In Venezuela geht man davon aus, daß die durch die Verhaftungen gescheiterte Invasion von kolumbianischen Paramilitärs, die einen Stützpunkt in der Hauptstadt Caracas errichten wollten, kein Einzelfall war. Der Analyst der staatlichen Presseagentur Venpres, Hernán Mena Cifuentes, sieht den gegen Venezuela gerichteten paramilitärischen Terrorismus als Teil des Feldzugs der USA, um sich das „schwarze Gold“, das Erdöl Südamerikas, anzueignen. Er spricht in diesem Zusammenhang von einem weiteren Kriegsabenteuer der Bush-Administration nach denen in Afghanistan und dem Irak, dessen Brückenkopf der „Kolumbien-Plan“ sei. Er warnt deshalb davor, als Urheber der paramilitärischen Aktivitäten nur die durch die Chávez-Regierung entmachteten ehemaligen Eliten zu sehen. Vielmehr handele es sich um ein Bestandteil eines von den USA geführten „kontinentalen Krieges“, der sich nicht nur gegen Venezuela, sondern auch gegen andere Länder Südamerikas richte.
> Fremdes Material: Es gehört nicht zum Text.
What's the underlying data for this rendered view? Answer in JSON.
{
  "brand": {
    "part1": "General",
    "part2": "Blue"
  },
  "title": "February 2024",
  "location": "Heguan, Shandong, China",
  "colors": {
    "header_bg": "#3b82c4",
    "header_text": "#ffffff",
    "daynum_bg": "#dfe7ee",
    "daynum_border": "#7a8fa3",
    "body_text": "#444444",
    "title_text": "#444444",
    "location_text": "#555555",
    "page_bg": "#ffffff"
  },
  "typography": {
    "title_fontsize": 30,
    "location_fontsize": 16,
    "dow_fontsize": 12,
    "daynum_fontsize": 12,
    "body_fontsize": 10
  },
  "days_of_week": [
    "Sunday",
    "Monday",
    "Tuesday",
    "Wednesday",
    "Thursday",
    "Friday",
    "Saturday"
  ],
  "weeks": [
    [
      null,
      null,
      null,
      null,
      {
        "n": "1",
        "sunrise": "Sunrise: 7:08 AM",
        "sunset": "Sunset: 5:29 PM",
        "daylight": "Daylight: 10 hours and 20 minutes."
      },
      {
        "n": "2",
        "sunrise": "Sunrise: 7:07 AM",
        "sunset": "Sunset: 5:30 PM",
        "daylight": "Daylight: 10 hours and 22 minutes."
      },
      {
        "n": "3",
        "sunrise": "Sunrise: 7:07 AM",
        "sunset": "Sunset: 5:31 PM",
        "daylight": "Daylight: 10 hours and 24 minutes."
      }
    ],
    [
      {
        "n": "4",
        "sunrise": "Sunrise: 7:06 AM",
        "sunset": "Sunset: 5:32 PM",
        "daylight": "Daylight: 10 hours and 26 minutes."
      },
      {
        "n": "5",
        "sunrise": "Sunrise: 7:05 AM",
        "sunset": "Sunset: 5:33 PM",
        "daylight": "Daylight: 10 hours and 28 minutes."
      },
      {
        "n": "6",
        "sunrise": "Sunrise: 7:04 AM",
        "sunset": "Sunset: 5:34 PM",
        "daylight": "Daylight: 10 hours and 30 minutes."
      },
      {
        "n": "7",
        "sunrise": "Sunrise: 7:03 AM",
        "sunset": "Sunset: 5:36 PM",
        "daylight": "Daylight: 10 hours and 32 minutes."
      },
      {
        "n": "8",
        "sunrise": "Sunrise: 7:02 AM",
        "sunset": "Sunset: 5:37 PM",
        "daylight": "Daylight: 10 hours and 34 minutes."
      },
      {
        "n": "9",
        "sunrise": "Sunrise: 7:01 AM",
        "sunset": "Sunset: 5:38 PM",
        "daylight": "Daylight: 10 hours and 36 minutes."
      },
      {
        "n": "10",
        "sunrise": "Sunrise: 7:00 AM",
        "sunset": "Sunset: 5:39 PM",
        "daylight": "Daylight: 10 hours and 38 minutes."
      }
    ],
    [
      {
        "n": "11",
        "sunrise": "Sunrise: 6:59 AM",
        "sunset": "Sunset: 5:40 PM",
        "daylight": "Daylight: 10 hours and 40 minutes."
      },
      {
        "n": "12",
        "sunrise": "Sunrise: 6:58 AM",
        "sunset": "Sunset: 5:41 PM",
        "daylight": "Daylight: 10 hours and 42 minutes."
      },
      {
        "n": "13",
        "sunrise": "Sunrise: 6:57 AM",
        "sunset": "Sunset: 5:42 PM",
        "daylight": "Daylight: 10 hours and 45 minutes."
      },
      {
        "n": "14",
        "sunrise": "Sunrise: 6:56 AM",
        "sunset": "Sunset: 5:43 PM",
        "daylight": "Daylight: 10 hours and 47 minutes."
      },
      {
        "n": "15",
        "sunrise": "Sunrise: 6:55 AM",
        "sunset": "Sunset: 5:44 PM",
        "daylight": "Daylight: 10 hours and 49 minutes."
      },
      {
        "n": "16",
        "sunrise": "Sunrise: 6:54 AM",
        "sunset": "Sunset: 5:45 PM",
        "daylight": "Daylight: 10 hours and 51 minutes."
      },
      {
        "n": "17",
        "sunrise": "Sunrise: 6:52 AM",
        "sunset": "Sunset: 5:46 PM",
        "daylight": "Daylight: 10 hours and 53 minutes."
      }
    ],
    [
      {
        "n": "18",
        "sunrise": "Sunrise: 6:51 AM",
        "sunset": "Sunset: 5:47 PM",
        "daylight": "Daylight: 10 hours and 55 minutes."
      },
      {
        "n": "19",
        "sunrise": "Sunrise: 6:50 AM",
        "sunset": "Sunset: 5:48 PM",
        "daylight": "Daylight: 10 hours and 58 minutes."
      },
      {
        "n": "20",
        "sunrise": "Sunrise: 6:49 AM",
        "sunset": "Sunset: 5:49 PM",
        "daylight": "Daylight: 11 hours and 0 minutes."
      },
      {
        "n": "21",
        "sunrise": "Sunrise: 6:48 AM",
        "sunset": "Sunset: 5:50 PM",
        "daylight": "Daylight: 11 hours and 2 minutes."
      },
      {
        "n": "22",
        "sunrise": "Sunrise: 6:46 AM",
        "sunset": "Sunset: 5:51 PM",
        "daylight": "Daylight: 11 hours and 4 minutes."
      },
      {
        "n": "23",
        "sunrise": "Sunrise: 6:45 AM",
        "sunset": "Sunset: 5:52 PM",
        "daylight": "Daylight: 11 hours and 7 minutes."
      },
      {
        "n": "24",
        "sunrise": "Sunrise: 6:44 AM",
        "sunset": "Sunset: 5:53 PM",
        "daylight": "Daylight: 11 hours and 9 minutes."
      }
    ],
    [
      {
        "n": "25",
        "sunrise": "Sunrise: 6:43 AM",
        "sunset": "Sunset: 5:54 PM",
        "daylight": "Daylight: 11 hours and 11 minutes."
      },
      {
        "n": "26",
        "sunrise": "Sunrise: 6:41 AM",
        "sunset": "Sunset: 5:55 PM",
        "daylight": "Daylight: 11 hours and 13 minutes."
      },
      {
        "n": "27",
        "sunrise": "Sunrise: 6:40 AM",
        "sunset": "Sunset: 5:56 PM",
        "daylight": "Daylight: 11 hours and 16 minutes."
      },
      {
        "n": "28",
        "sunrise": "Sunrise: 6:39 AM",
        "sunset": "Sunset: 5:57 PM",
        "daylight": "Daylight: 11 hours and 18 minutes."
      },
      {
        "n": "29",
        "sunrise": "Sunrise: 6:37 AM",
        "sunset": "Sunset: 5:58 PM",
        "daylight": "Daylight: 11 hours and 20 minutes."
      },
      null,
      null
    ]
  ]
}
Bereits auf der Kundgebung am 16. Mai kündigte Präsident Chávez auch militärische Maßnahmen zur Verteidigung der Revolution an. Dazu gehöre sowohl der Ausbau der Streitkräfte als auch die weitere Verstärkung der Einheit zwischen den Soldaten und der Bevölkerung. Und schließlich forderte er die Organisation des Volkes zur Verteidigung des Landes „in jedem Viertel, in jeder Siedlung, auf jeder Insel, auf dem Land, an den Universitäten, in den Fabriken, im Urwald, an jedem Ort, an dem sich eine Gruppe von Patrioten befindet.“

Mit diesem Aufruf zur Organisierung der Bevölkerung, die von vielen bereits „Volksmilizen“ genannt werden, hat Venezuelas Präsident einen Vorschlag der bewaffneten Gruppe „Bolivarianische Befreiungskräfte“ (FBL) aufgegriffen. Diese Gruppe, die sich als Guerrilla auf eine eventuelle Verteidigung der Bolivarianischen Revolution gegen einen Staatsstreich oder bewaffnete Angriffe vorbereitet, hatte vor wenigen Monaten die Bildung von Volksmilizen in Abstimmung mit den offiziellen Streitkräften angeregt.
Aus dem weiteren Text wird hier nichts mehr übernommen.